I can’t really relate to people, understand them, or work out their intentions. Any friendship or relationship I’ve been in has led to arguing and fighting because of the things I say. I’m very open so I always say what I’m thinking. This usually tends to piss people off which is not my intention. It’s just very draining to be around people also. I also have difficulty when someone approaches me and tries to talk to me. I freeze up and stumble over my words.
I’m in an Asperger’s group on Facebook, and even those people I don’t relate to. They all seem proud to have it and wouldn’t change it. I on the other hand, wish there was a cure so I can be more “normal” and have good relationships with people. I like spending most of my time alone because it’s when I feel more myself.
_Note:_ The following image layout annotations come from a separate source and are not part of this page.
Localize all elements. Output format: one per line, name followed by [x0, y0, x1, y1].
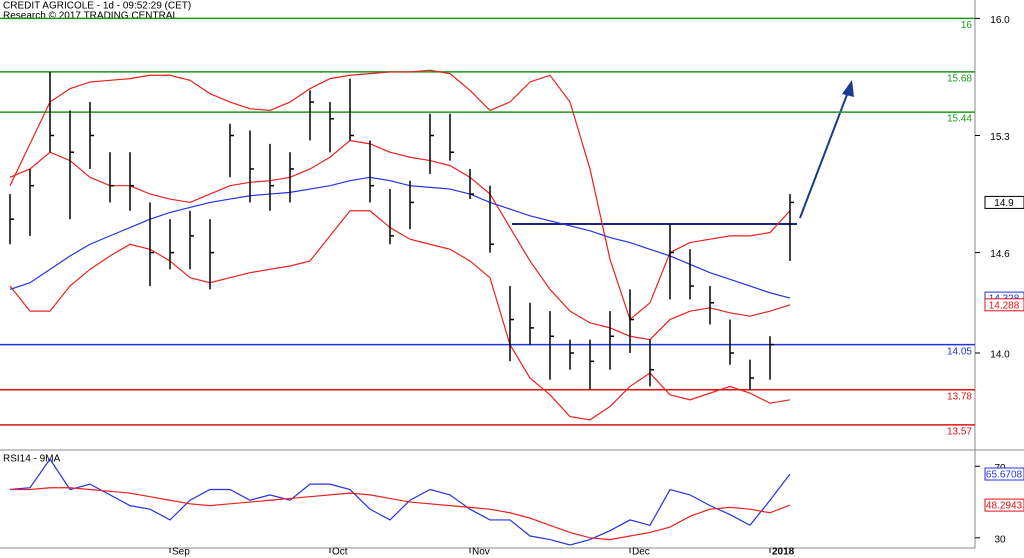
series-line	[9, 139, 791, 341]
x-tick-label: 2018	[772, 547, 795, 558]
level-label: 14.05	[947, 346, 972, 357]
last-value-label: 14.288	[989, 300, 1020, 311]
y-tick-label: 16.0	[990, 15, 1010, 26]
last-value-badge	[984, 298, 1024, 312]
series-line	[9, 176, 791, 299]
x-tick-label: Nov	[472, 547, 490, 558]
level-label: 15.68	[947, 74, 972, 85]
last-value-badge	[984, 498, 1024, 512]
arrow-line	[799, 91, 849, 219]
last-value-label: 48.2943	[986, 501, 1023, 512]
level-label: 13.57	[947, 427, 972, 438]
x-tick-label: Dec	[632, 547, 650, 558]
last-value-label: 65.6708	[986, 470, 1023, 481]
last-value-badge	[984, 467, 1024, 481]
y-tick-label: 14.0	[990, 350, 1010, 361]
chart-subtitle: Research © 2017 TRADING CENTRAL	[3, 11, 178, 22]
series-line	[9, 210, 791, 421]
level-label: 15.44	[947, 114, 972, 125]
chart-title: CREDIT AGRICOLE - 1d - 09:52:29 (CET)	[3, 1, 191, 12]
series-line	[9, 69, 791, 321]
last-value-label: 14.9	[994, 198, 1014, 209]
level-label: 13.78	[947, 391, 972, 402]
x-tick-label: Oct	[332, 547, 348, 558]
series-line	[9, 458, 791, 546]
y-tick-label: 15.3	[990, 132, 1010, 143]
rsi-title: RSI14 - 9MA	[3, 454, 61, 465]
y-tick-label: 30	[994, 534, 1006, 545]
y-tick-label: 14.6	[990, 249, 1010, 260]
last-value-badge	[984, 195, 1024, 209]
level-label: 16	[961, 20, 973, 31]
x-tick-label: Sep	[172, 547, 190, 558]
series-line	[10, 487, 791, 541]
arrow-head	[842, 80, 854, 97]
When I’m around people, it’s like I have to “pretend” to be like everybody else. I feel like my mom is the only person I can have a decent relationship with without any problems, probably because she’s been there for me my whole life.
Sometimes I feel like I’m better off alone so I don’t have people in my life who just don’t understand and end up treating me badly. I don’t trust many people because of this. I wish I could deal with people better, but it’s just not in me to be social. I’d rather e-mail or text someone to communicate rather than talk on the phone or in person. I even went to college online so I didn’t have to put myself through even more stress of being around people so much. I need what I call “no people time”. This is a time for me to be alone and do my own thing without others.
I guess people are just going to have to accept all of this or just not be my friend.